When Voyager I—which recently became the first manmade object to reach interstellar space—flew by Jupiter's moon Io back in 1979, the satellite's two-camera Imaging Science System squinted at the molten, pockmarked world and took as many photos as it could before it zoomed by.
These primitive black-and-white photos were then beamed to earth via radio wave using Voyager's 12-foot dish antenna, where NASA scientists squinted at them on primitive computers. But in 1979, there was no Adobe, no Photoshop. So to put together a complete picture of Io, NASA had to do it the old-fashioned way: They had to print out all the images, then cut them apart and paste them together by hand.
The fantastic image above is a look at the process of putting the jigsaw of an entire moon together. Using a massive board, NASA scientists took each Voyager photograph and carefully positioned it, overlapping photos as necessary to create a complete picture of Io. It was painstaking work, but it revealed a moon (and indeed, a world) unlike any other we had encountered before.

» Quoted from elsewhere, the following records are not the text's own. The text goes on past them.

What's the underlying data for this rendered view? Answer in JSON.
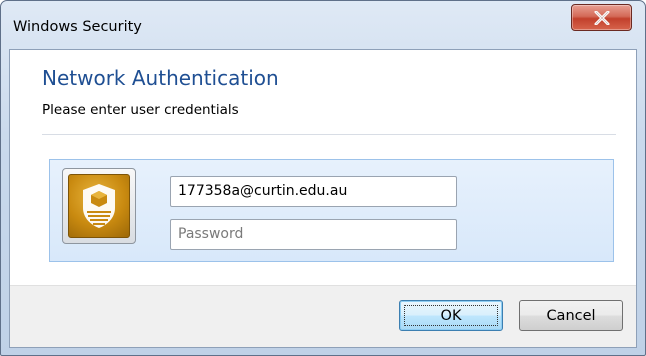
{
  "window": {
    "title": "Windows Security",
    "close_icon": "close-icon"
  },
  "dialog": {
    "heading": "Network Authentication",
    "subheading": "Please enter user credentials"
  },
  "credentials": {
    "tile_icon": "university-shield-icon",
    "username_value": "177358a@curtin.edu.au",
    "password_placeholder": "Password"
  },
  "buttons": {
    "ok_label": "OK",
    "cancel_label": "Cancel"
  },
  "colors": {
    "heading": "#1f4f93",
    "close_button": "#c2402c",
    "panel_background": "#d8e8fa",
    "tile": "#c98a10"
  }
}
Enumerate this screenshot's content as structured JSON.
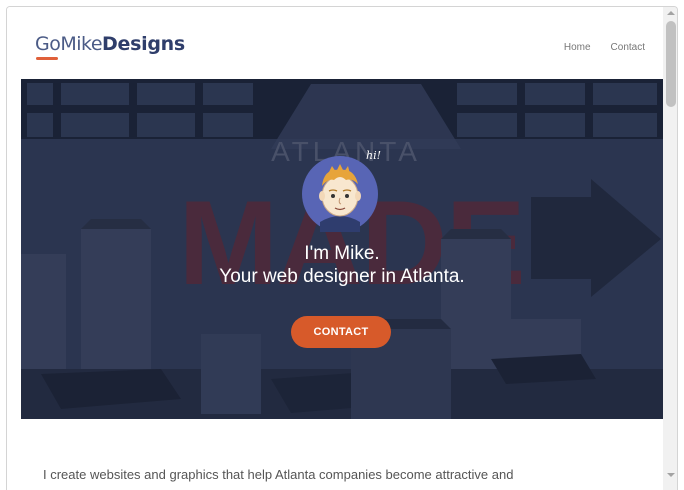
{
  "header": {
    "logo_part1": "GoMike",
    "logo_part2": "Designs",
    "nav": [
      {
        "label": "Home"
      },
      {
        "label": "Contact"
      }
    ]
  },
  "hero": {
    "mural_top_text": "ATLANTA",
    "mural_big_text": "MADE",
    "bubble_text": "hi!",
    "line1": "I'm Mike.",
    "line2": "Your web designer in Atlanta.",
    "cta_label": "CONTACT"
  },
  "intro": {
    "text": "I create websites and graphics that help Atlanta companies become attractive and"
  },
  "colors": {
    "accent": "#d75a2a",
    "brand_navy": "#2f3e6b",
    "hero_overlay": "#2b3550"
  },
  "icons": {
    "avatar": "cartoon-mike-avatar",
    "arrow": "mural-arrow"
  }
}
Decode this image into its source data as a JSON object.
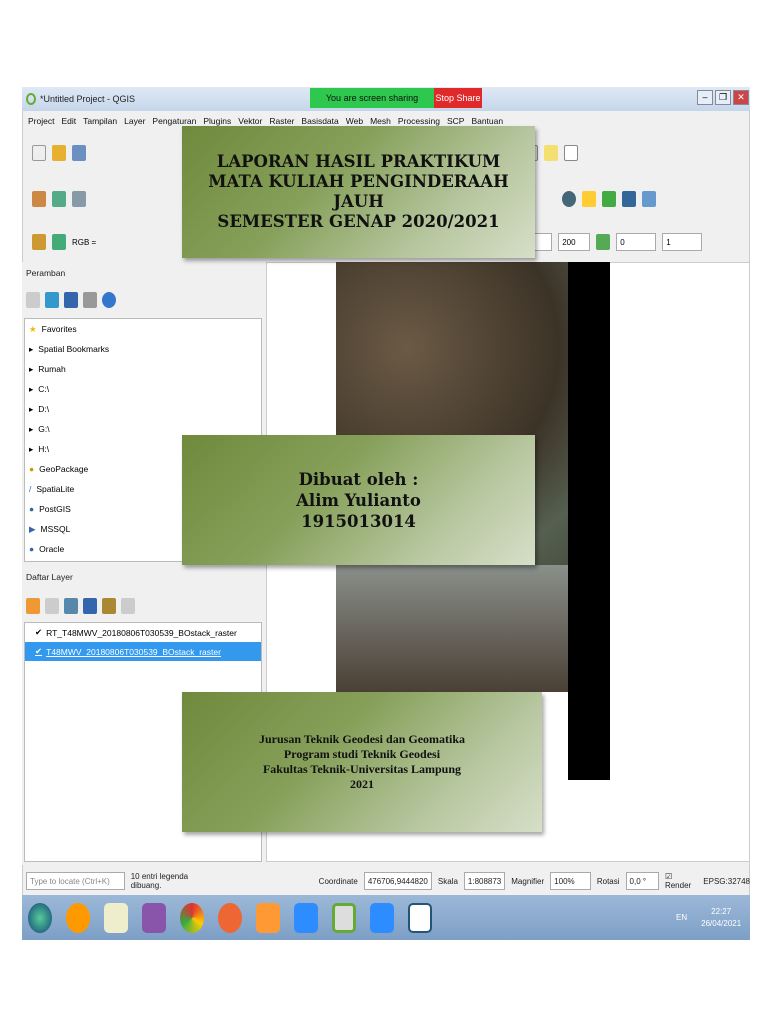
{
  "window": {
    "title": "*Untitled Project - QGIS",
    "sharing": "You are screen sharing",
    "stop_share": "Stop Share",
    "min": "–",
    "restore": "❐",
    "close": "✕"
  },
  "menu": [
    "Project",
    "Edit",
    "Tampilan",
    "Layer",
    "Pengaturan",
    "Plugins",
    "Vektor",
    "Raster",
    "Basisdata",
    "Web",
    "Mesh",
    "Processing",
    "SCP",
    "Bantuan"
  ],
  "toolbar": {
    "rgb": "RGB =",
    "v1": "0",
    "v2": "200",
    "v3": "0",
    "v4": "1"
  },
  "browser": {
    "title": "Peramban",
    "items": [
      "Favorites",
      "Spatial Bookmarks",
      "Rumah",
      "C:\\",
      "D:\\",
      "G:\\",
      "H:\\",
      "GeoPackage",
      "SpatiaLite",
      "PostGIS",
      "MSSQL",
      "Oracle"
    ]
  },
  "layers": {
    "title": "Daftar Layer",
    "items": [
      "RT_T48MWV_20180806T030539_BOstack_raster",
      "T48MWV_20180806T030539_BOstack_raster"
    ]
  },
  "status": {
    "locate_placeholder": "Type to locate (Ctrl+K)",
    "legend_msg": "10 entri legenda dibuang.",
    "coord_label": "Coordinate",
    "coord": "476706,9444820",
    "scale_label": "Skala",
    "scale": "1:808873",
    "magnifier_label": "Magnifier",
    "magnifier": "100%",
    "rotation_label": "Rotasi",
    "rotation": "0,0 °",
    "render": "Render",
    "crs": "EPSG:32748"
  },
  "tray": {
    "lang": "EN",
    "time": "22:27",
    "date": "26/04/2021"
  },
  "cover": {
    "title": [
      "LAPORAN HASIL PRAKTIKUM",
      "MATA KULIAH PENGINDERAAH",
      "JAUH",
      "SEMESTER GENAP 2020/2021"
    ],
    "author_label": "Dibuat oleh :",
    "author": "Alim Yulianto",
    "npm": "1915013014",
    "institution": [
      "Jurusan Teknik Geodesi dan Geomatika",
      "Program studi Teknik Geodesi",
      "Fakultas Teknik-Universitas Lampung",
      "2021"
    ]
  }
}
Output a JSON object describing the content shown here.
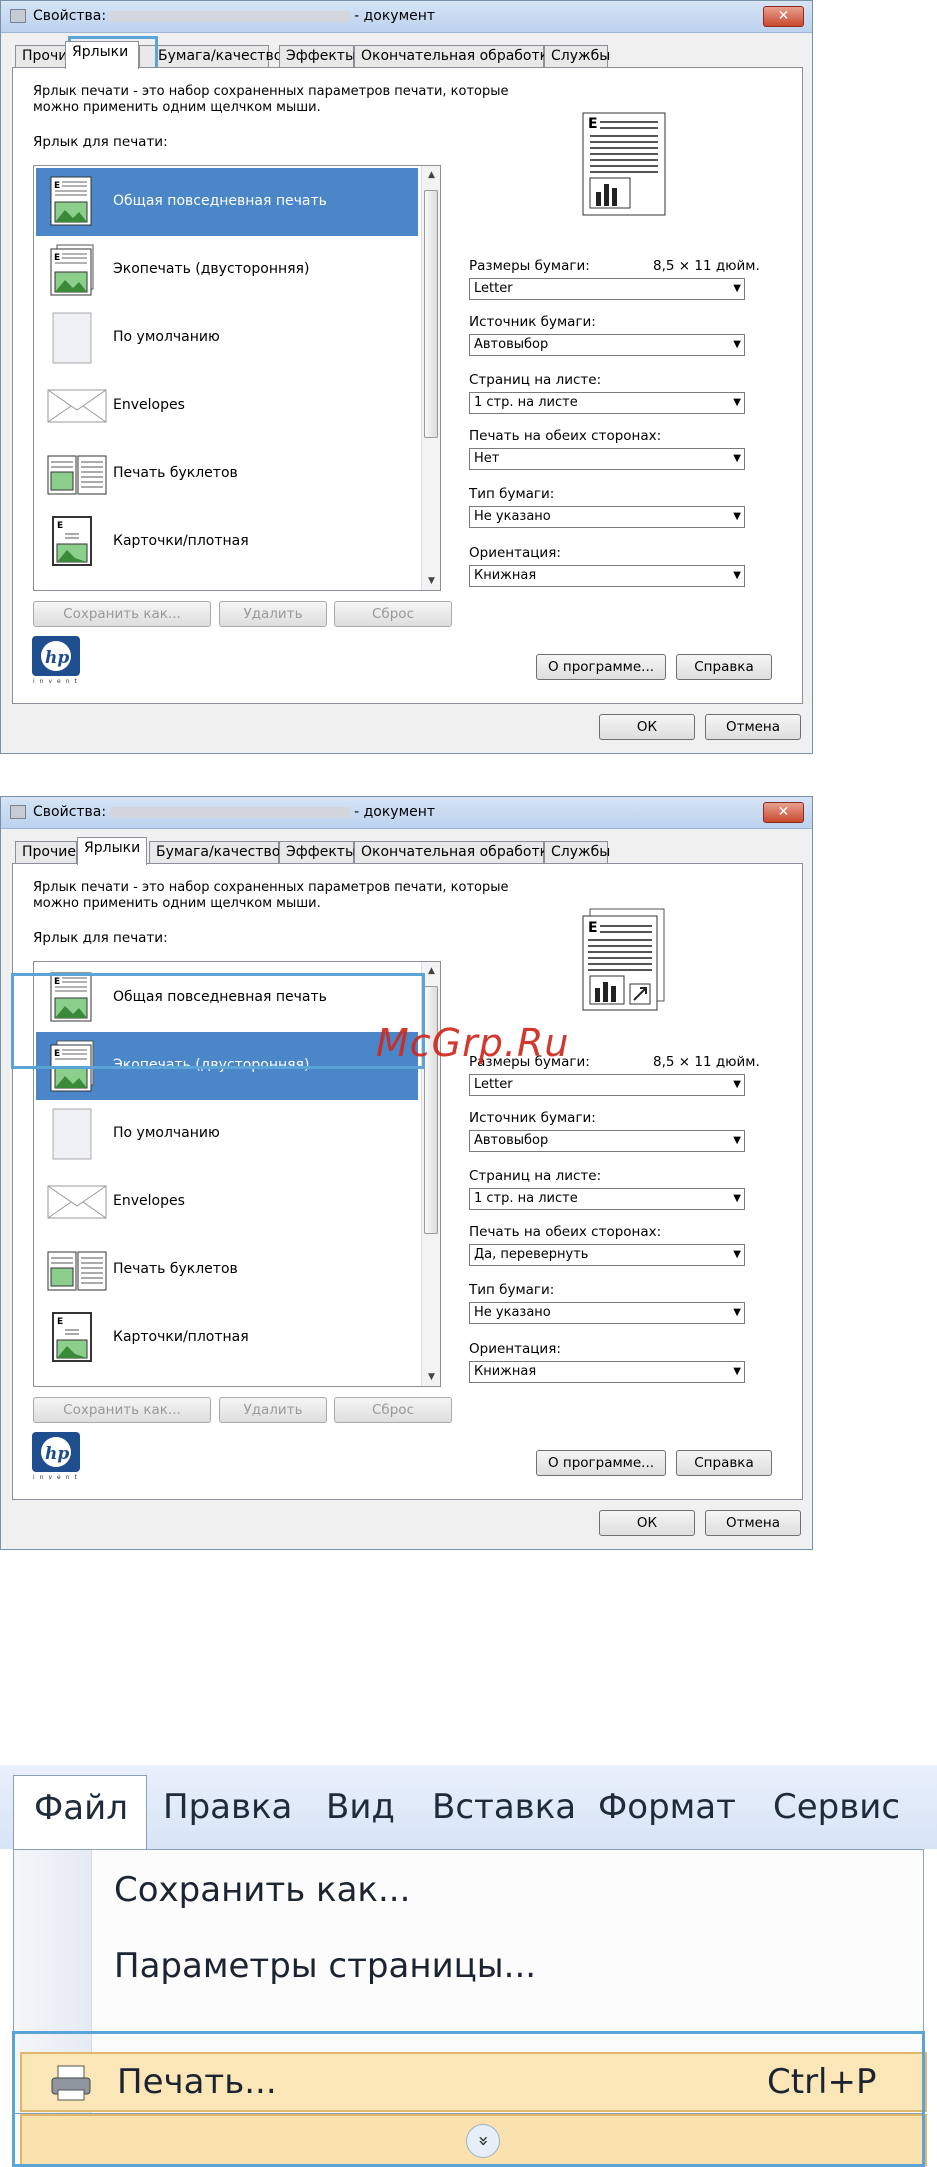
{
  "dialog": {
    "title_prefix": "Свойства:",
    "title_suffix": "- документ",
    "close": "✕",
    "tabs": [
      "Прочие",
      "Ярлыки",
      "Бумага/качество",
      "Эффекты",
      "Окончательная обработка",
      "Службы"
    ],
    "intro": "Ярлык печати - это набор сохраненных параметров печати, которые можно применить одним щелчком мыши.",
    "list_label": "Ярлык для печати:",
    "items": [
      "Общая повседневная печать",
      "Экопечать (двусторонняя)",
      "По умолчанию",
      "Envelopes",
      "Печать буклетов",
      "Карточки/плотная"
    ],
    "buttons": {
      "save_as": "Сохранить как...",
      "delete": "Удалить",
      "reset": "Сброс",
      "about": "О программе...",
      "help": "Справка",
      "ok": "ОК",
      "cancel": "Отмена"
    },
    "paper_size_label": "Размеры бумаги:",
    "paper_size_value": "8,5 × 11 дюйм.",
    "paper_size": "Letter",
    "source_label": "Источник бумаги:",
    "source": "Автовыбор",
    "pages_label": "Страниц на листе:",
    "pages": "1 стр. на листе",
    "duplex_label": "Печать на обеих сторонах:",
    "type_label": "Тип бумаги:",
    "type": "Не указано",
    "orient_label": "Ориентация:",
    "orient": "Книжная",
    "hp_invent": "invent"
  },
  "dialog1": {
    "selected_tab": "Ярлыки",
    "selected_item": "Общая повседневная печать",
    "duplex": "Нет"
  },
  "dialog2": {
    "selected_tab": "Ярлыки",
    "selected_item": "Экопечать (двусторонняя)",
    "duplex": "Да, перевернуть"
  },
  "watermark": "McGrp.Ru",
  "menu": {
    "bar": [
      "Файл",
      "Правка",
      "Вид",
      "Вставка",
      "Формат",
      "Сервис"
    ],
    "items": {
      "save_as": "Сохранить как...",
      "page_setup": "Параметры страницы...",
      "print": "Печать...",
      "print_shortcut": "Ctrl+P"
    }
  },
  "colors": {
    "selection": "#4a86c8",
    "highlight": "#5aa4d8",
    "menu_hover": "#fbe6b7"
  }
}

Io was not a dead, dusty moon like our own. On Io, massive volcanoes ruptured with lava, and massive plains gave way to enormous mountains higher than Mount Everest. Volcanic plumes and lava flows result in a surface that is seething in shades of yellow, red, white, black, and even green. The surface of Io was that of an apocalyptic world on fire, and the Voyager collage seen above was our first real view of it.
Of course, by the time Galileo followed up the Voyager 1 flyby in the 1990s, things were done very differently. Photoshop had finally made stitching together an alien world by hand a thing of the past.